As we've purposed to walk our kids through the Bible this year in chronological order, I have been keeping my eyes out for excellent resources to supplement our studies. The gospels have always fascinated me with their distinct flavors, while each telling the same story. When I saw Christ Chronological, a new resource from Lifeway publishers, I was fascinated to get my hands on it and see if it would be helpful for our pursuit. It is incredible.
I received a copy of Christ Chronological for free in exchange for my honest review. All opinions are my own. See my full disclosure for more details.
This book is exactly what it sounds like, a chronological compilation of the writings of the gospels. What I love about it is that it uses color to differentiate each gospel writer, and then places the writings side by side so the reader can clearly compare each account.
The resource begins with the prehistory and birth of Christ. As an introduction to each of the events, the editor presents helpful context for understanding the contents. He quotes Morna Hooker's observations about the importance of how a story begins and ends. She explains that "each provides important clues about the meaning of the material that lies in between."
Why Are There Four Gospels?
As we read through the gospels, its important to note the purpose and audience of each of the writers.
- Matthew wrote to the Jews with the intent to present Jesus Christ as the King of Kings
- Mark wrote to the Romans and showed how Jesus came as a Servant
- Luke, the doctor, wrote to the Greeks and focused on how Jesus was the Perfect Man
- John, written years after the first three, writes to a broader gentile world (not the Jews) and works to present Jesus as the Son of God.
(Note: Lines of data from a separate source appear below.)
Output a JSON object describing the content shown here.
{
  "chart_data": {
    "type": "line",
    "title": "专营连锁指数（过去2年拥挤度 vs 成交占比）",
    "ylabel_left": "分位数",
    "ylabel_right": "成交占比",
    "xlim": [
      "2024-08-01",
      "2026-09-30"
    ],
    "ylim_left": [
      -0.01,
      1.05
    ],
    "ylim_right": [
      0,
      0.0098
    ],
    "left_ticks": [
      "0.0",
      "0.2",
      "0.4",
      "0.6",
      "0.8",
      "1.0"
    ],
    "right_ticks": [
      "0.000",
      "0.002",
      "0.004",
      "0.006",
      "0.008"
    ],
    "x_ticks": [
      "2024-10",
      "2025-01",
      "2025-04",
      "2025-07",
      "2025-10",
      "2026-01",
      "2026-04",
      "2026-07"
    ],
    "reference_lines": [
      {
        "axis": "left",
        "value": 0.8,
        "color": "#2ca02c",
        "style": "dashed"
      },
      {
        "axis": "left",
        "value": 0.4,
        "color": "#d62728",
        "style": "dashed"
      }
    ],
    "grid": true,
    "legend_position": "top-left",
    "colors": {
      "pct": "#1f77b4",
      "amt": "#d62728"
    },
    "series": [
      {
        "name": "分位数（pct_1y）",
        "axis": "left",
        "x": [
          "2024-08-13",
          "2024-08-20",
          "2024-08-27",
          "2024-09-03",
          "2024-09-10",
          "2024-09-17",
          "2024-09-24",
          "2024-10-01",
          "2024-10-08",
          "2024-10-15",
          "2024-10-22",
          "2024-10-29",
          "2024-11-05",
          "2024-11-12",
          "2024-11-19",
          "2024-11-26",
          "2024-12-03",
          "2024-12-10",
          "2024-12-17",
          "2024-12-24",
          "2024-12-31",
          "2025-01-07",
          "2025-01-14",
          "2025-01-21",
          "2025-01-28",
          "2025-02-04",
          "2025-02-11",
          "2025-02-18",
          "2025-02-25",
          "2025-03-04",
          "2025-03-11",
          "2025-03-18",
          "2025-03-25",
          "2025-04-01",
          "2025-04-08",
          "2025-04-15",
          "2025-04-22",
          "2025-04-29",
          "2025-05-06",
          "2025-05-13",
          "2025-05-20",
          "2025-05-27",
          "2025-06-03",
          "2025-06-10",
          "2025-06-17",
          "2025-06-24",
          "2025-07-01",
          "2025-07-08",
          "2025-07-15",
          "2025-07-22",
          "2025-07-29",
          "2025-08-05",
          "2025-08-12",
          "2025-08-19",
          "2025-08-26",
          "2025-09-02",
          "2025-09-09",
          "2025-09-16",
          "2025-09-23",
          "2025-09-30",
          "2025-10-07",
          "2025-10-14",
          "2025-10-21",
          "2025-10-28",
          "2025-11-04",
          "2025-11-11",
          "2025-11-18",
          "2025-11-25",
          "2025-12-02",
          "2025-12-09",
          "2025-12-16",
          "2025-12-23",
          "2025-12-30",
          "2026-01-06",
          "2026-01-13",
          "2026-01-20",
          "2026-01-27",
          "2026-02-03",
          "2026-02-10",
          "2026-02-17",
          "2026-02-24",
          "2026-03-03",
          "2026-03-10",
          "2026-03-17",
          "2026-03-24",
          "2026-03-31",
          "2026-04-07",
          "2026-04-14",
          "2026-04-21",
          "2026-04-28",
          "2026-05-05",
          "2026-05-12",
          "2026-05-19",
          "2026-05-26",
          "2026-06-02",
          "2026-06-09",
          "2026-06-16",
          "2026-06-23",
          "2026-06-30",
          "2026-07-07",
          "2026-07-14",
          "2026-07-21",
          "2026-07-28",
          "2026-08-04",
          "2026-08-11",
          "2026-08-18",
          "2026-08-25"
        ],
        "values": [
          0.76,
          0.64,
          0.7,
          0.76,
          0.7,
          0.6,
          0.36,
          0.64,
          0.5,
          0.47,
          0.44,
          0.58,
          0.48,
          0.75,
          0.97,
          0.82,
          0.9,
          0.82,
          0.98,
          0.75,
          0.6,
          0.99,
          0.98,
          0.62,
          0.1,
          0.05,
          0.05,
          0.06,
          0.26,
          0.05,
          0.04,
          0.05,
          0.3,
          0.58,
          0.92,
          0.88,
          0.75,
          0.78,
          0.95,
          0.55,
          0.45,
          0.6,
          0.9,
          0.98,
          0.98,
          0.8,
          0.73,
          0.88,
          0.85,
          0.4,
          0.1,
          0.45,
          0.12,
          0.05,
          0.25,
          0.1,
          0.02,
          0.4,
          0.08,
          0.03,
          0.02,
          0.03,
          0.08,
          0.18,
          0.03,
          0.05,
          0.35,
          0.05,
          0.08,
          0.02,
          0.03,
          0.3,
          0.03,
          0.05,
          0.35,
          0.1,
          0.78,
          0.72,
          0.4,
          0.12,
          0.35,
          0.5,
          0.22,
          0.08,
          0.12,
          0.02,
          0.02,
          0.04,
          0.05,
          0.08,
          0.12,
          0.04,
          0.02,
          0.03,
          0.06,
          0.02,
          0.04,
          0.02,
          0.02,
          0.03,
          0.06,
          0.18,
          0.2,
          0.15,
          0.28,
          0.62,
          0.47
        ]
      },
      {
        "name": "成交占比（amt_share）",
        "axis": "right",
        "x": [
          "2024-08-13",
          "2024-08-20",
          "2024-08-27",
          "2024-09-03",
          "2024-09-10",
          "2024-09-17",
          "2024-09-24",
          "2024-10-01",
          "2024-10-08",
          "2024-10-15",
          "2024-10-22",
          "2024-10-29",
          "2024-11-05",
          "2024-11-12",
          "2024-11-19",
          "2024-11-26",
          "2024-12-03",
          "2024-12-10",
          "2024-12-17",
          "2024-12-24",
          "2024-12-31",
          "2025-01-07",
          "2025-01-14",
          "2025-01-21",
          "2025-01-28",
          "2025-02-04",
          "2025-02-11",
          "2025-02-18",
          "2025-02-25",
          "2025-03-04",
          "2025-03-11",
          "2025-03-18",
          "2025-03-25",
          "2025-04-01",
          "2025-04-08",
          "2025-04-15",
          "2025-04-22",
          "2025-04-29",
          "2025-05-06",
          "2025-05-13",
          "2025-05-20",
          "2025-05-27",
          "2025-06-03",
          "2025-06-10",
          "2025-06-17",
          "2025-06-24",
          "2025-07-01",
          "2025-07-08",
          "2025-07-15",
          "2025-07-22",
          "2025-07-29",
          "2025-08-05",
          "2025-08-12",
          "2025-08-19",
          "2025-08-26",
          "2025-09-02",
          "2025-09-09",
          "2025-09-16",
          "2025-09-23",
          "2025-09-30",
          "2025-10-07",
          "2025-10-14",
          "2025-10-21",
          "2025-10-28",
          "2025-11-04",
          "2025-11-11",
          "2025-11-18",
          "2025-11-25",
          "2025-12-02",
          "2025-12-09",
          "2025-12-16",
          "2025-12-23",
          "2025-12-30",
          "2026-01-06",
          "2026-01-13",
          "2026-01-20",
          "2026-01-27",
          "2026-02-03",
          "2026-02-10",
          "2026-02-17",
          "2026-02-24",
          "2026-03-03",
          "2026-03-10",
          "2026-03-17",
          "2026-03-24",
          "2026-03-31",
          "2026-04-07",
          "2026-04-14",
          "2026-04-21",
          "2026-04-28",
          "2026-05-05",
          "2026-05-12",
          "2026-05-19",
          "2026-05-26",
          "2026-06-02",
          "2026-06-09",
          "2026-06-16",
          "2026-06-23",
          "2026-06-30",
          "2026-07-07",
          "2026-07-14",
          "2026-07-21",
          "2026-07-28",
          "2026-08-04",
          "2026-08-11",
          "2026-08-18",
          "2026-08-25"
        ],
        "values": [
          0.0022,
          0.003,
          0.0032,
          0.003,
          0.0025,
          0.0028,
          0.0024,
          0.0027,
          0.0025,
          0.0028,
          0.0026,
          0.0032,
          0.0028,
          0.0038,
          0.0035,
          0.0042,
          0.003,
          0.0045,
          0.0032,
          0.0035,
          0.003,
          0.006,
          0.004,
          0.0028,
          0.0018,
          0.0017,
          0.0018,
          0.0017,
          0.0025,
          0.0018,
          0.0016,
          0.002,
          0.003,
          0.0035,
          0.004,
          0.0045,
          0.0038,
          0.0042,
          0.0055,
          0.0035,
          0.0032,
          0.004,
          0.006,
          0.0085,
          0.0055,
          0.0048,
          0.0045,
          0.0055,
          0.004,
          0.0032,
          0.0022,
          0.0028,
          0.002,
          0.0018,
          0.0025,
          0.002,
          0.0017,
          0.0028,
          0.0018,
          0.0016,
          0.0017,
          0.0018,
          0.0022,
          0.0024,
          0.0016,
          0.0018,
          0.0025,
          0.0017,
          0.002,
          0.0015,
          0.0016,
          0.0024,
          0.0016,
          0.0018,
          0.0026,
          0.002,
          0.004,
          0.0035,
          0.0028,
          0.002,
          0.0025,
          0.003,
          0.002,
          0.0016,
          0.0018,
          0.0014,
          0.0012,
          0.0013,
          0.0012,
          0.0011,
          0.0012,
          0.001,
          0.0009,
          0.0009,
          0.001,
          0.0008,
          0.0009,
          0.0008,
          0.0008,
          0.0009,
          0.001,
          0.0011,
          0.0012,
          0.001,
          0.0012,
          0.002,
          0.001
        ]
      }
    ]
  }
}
Keeping these simple purposes before you as you read through each account provides a fascinating study on why each author included each event in the way in which he did. This clever compilation does a masterful job of presenting this information in an engaging format that draws the reader in.
Questions to Help You Know Christ Better
I love how Aristotle's five common topics help a reader discover more about what they're thinking about. Those simple questions can bring your sanctified imagination to life in unexpected ways!
This is about understanding the basic essence or nature of a thing.
- Who is Jesus? What is a servant? What does it look like to be perfect?
You can find out more about a thing by looking at how it is similar or different than another thing, and to what degree their differences and similarities exist.
- How is Jesus similar to Abraham, Isaac, or Jacob? How is he different?
- Is the way Jesus came to earth better/worse than what the Jews expected?
There are four categories in which to discover how two things naturally relate to each other: cause/effect, antecedent/consequence, contraries, and contradictions.
- Did something cause Jesus to do what he did?
- What will happen if Jesus does or doesn't do what he promises?
This topic covers the basic limitations on what is possible as well as what is and is not probable.
- Is it possible to live a perfect life?
- Is it possible to break the curse?
- If we believe Jesus is who he says he is, can we be certain that he will save us?
- What else was going on in the world when Jesus came? preformed his miracles? died on the cross?
Who can offer an expert opinion on a subject?
- Should a disciple be considered an authority?
- What are the biases of these authorities?
- Who all said they saw these things happen? Can they be trusted?
The beauty of scripture is that can stand up to scrutiny. It has for thousands of years, and it still stands today.
Enjoy Christ Chronological with your family as you engage your mind in soaking in the scriptures.